The question was one that had a great many possible answers, as far as Sharur was concerned. He chose the softest one he could find. Yes, this was only a dream. Yes, the Alashkurri gods had scant power here. But they were gods, and power was what made them gods. “I do not hate you, gods of the Alashkurrut,” he said.

“Then why do you seek to tamper with that which is not yours?” rumbled Tarsiyas, all shining in his armor of copper.

“Why do you not return that which is not yours to those to whom it rightly belongs?” Fasillar added.

“Why did you gods make life so hard for Giblut in the mountains of Alashkurru?” Sharur returned. “Why have all the gods made life so hard for Giblut outside of Gibil?”

“Because you took that which was not yours to take,” Tarsiyas said angrily. “Because some fool of a mortal gave you that which was not his to give. Because—” He started to go on, but checked himself.

Fasillar said, perhaps, that which he had begun to say but which he had held back: “Because, in taking that which was not yours to take, you have put us, the great gods of the Alashkujrut, in fear. It is not right that mortals should put the great gods in fear.”

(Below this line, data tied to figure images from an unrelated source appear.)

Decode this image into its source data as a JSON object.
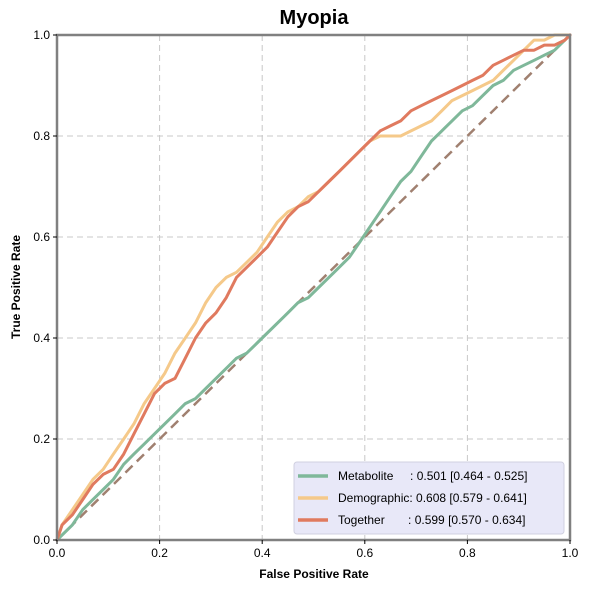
{
  "chart_data": {
    "type": "line",
    "title": "Myopia",
    "xlabel": "False Positive Rate",
    "ylabel": "True Positive Rate",
    "xlim": [
      0,
      1
    ],
    "ylim": [
      0,
      1
    ],
    "xticks": [
      "0.0",
      "0.2",
      "0.4",
      "0.6",
      "0.8",
      "1.0"
    ],
    "yticks": [
      "0.0",
      "0.2",
      "0.4",
      "0.6",
      "0.8",
      "1.0"
    ],
    "grid": true,
    "legend_position": "bottom-right",
    "diagonal": {
      "x": [
        0,
        1
      ],
      "y": [
        0,
        1
      ],
      "color": "#a08070",
      "style": "dashed"
    },
    "series": [
      {
        "name": "Metabolite",
        "legend_label": "Metabolite     : 0.501 [0.464 - 0.525]",
        "color": "#7fb89a",
        "x": [
          0.0,
          0.01,
          0.03,
          0.05,
          0.07,
          0.09,
          0.11,
          0.13,
          0.15,
          0.17,
          0.19,
          0.21,
          0.23,
          0.25,
          0.27,
          0.29,
          0.31,
          0.33,
          0.35,
          0.37,
          0.39,
          0.41,
          0.43,
          0.45,
          0.47,
          0.49,
          0.51,
          0.53,
          0.55,
          0.57,
          0.59,
          0.61,
          0.63,
          0.65,
          0.67,
          0.69,
          0.71,
          0.73,
          0.75,
          0.77,
          0.79,
          0.81,
          0.83,
          0.85,
          0.87,
          0.89,
          0.91,
          0.93,
          0.95,
          0.97,
          0.99,
          1.0
        ],
        "y": [
          0.0,
          0.01,
          0.03,
          0.06,
          0.08,
          0.1,
          0.12,
          0.15,
          0.17,
          0.19,
          0.21,
          0.23,
          0.25,
          0.27,
          0.28,
          0.3,
          0.32,
          0.34,
          0.36,
          0.37,
          0.39,
          0.41,
          0.43,
          0.45,
          0.47,
          0.48,
          0.5,
          0.52,
          0.54,
          0.56,
          0.59,
          0.62,
          0.65,
          0.68,
          0.71,
          0.73,
          0.76,
          0.79,
          0.81,
          0.83,
          0.85,
          0.86,
          0.88,
          0.9,
          0.91,
          0.93,
          0.94,
          0.95,
          0.96,
          0.97,
          0.99,
          1.0
        ]
      },
      {
        "name": "Demographic",
        "legend_label": "Demographic: 0.608 [0.579 - 0.641]",
        "color": "#f5c98a",
        "x": [
          0.0,
          0.01,
          0.03,
          0.05,
          0.07,
          0.09,
          0.11,
          0.13,
          0.15,
          0.17,
          0.19,
          0.21,
          0.23,
          0.25,
          0.27,
          0.29,
          0.31,
          0.33,
          0.35,
          0.37,
          0.39,
          0.41,
          0.43,
          0.45,
          0.47,
          0.49,
          0.51,
          0.53,
          0.55,
          0.57,
          0.59,
          0.61,
          0.63,
          0.65,
          0.67,
          0.69,
          0.71,
          0.73,
          0.75,
          0.77,
          0.79,
          0.81,
          0.83,
          0.85,
          0.87,
          0.89,
          0.91,
          0.93,
          0.95,
          0.97,
          0.99,
          1.0
        ],
        "y": [
          0.0,
          0.03,
          0.06,
          0.09,
          0.12,
          0.14,
          0.17,
          0.2,
          0.23,
          0.27,
          0.3,
          0.33,
          0.37,
          0.4,
          0.43,
          0.47,
          0.5,
          0.52,
          0.53,
          0.55,
          0.57,
          0.6,
          0.63,
          0.65,
          0.66,
          0.68,
          0.69,
          0.71,
          0.73,
          0.75,
          0.77,
          0.79,
          0.8,
          0.8,
          0.8,
          0.81,
          0.82,
          0.83,
          0.85,
          0.87,
          0.88,
          0.89,
          0.9,
          0.91,
          0.93,
          0.95,
          0.97,
          0.99,
          0.99,
          1.0,
          1.0,
          1.0
        ]
      },
      {
        "name": "Together",
        "legend_label": "Together       : 0.599 [0.570 - 0.634]",
        "color": "#e07a5f",
        "x": [
          0.0,
          0.01,
          0.03,
          0.05,
          0.07,
          0.09,
          0.11,
          0.13,
          0.15,
          0.17,
          0.19,
          0.21,
          0.23,
          0.25,
          0.27,
          0.29,
          0.31,
          0.33,
          0.35,
          0.37,
          0.39,
          0.41,
          0.43,
          0.45,
          0.47,
          0.49,
          0.51,
          0.53,
          0.55,
          0.57,
          0.59,
          0.61,
          0.63,
          0.65,
          0.67,
          0.69,
          0.71,
          0.73,
          0.75,
          0.77,
          0.79,
          0.81,
          0.83,
          0.85,
          0.87,
          0.89,
          0.91,
          0.93,
          0.95,
          0.97,
          0.99,
          1.0
        ],
        "y": [
          0.0,
          0.03,
          0.05,
          0.08,
          0.11,
          0.13,
          0.14,
          0.17,
          0.21,
          0.25,
          0.29,
          0.31,
          0.32,
          0.36,
          0.4,
          0.43,
          0.45,
          0.48,
          0.52,
          0.54,
          0.56,
          0.58,
          0.61,
          0.64,
          0.66,
          0.67,
          0.69,
          0.71,
          0.73,
          0.75,
          0.77,
          0.79,
          0.81,
          0.82,
          0.83,
          0.85,
          0.86,
          0.87,
          0.88,
          0.89,
          0.9,
          0.91,
          0.92,
          0.94,
          0.95,
          0.96,
          0.97,
          0.97,
          0.98,
          0.98,
          0.99,
          1.0
        ]
      }
    ]
  },
  "colors": {
    "legend_bg": "#e8e8f8",
    "axis_frame": "#808080"
  }
}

“No, indeed. It is not right,” Tarsiyas echoed. He shook his fist in the direction from which Sharur was perceiving him. “What is right is that the great gods should put mortals in fear. That is the natural order of things. That is how things should be. That is how things must be.” He shook his fist again.

If he thought his bombast and ferocious bluster were putting Sharur in fear, he was right. If he thought bombast and bluster would make Sharur more inclined to send the cup back to the mountains of Alashkurru, he was wrong.

Fasillar must have sensed as much, for the Alashkurri goddess of birth put on her face a look of such pleading, such piteousness, that even Sharur, knowing full well the expression was assumed, could hardly resist melting under it. “Will you not do as you should?” she said. “Will you not do as we ask? Would you deprive the Alashkurrut of the overlords they need? Would you deprive them of the gods they cherish?”

Sharur thought of Huzziyas the wanax, who so wanted to trade with the Giblut that he was willing to do so by subterfuge. Only when Tarsiyas directly forbade him to engage in such trade had he desisted. Did he need the gods as overlords? Did he cherish them? Sharur had his doubts.

“Do you think we cannot take vengeance if you seek to harm us?” Tarsiyas said now. “Do you think we shall have no power left with which to punish anyone who tries to do us wrong?”

That was exactly what Sharur thought. That was exactly what Kessis and Mitas, the small gods of the Alashkurrut, had told him. Had they not told him, he would have thought so anyhow. The way the great gods of the Alashkurrut were behaving said more plainly than any overt words how much they feared being brought low were the cup to break.

“You have spoken much,” Sharur said. “Will you answer now a question of mine?”

“You may ask it,” Fasillar said. “Whether we answer and how we answer will depend on what it is.”

“I understand,” Sharur said. That was, as far as he could see, the first sensible response the gods of the Alashkurrut had given him. “Here is my question, then: why did you set so much of your power in this one cup?”

“To keep it hidden,” Fasillar replied at once. “To keep it secure. To keep it stored away where no one, god or man, would think to look for it.” The goddess’s mouth twisted. “This worked less well than we hoped it would.”

“To keep any cowardly wretch from stealing it,” Tarsiyas added. “This also worked less well than we hoped it would.”

“From all that I have heard, from all that I have seen, from all that I have learned, this cup was not stolen from the mountains of Alashkurru,” Sharur said. “This cup was fairly given in trade by an Alashkurri to a Gibli, and so it came to Gibil.”

“This cup was given by an idiot,” Tarsiyas roared. “This cup was given by a fool. This cup was given by a dolt whose mother was a sow and whose father was a lump of dung. Speak to me not of the man by whom this cup was given.” The god’s face turned the color of his burnished copper armor. Sharur wondered if a god could suffer a fit of apoplexy. Had Tarsiyas been a man, Sharur would have judged him ripe for one.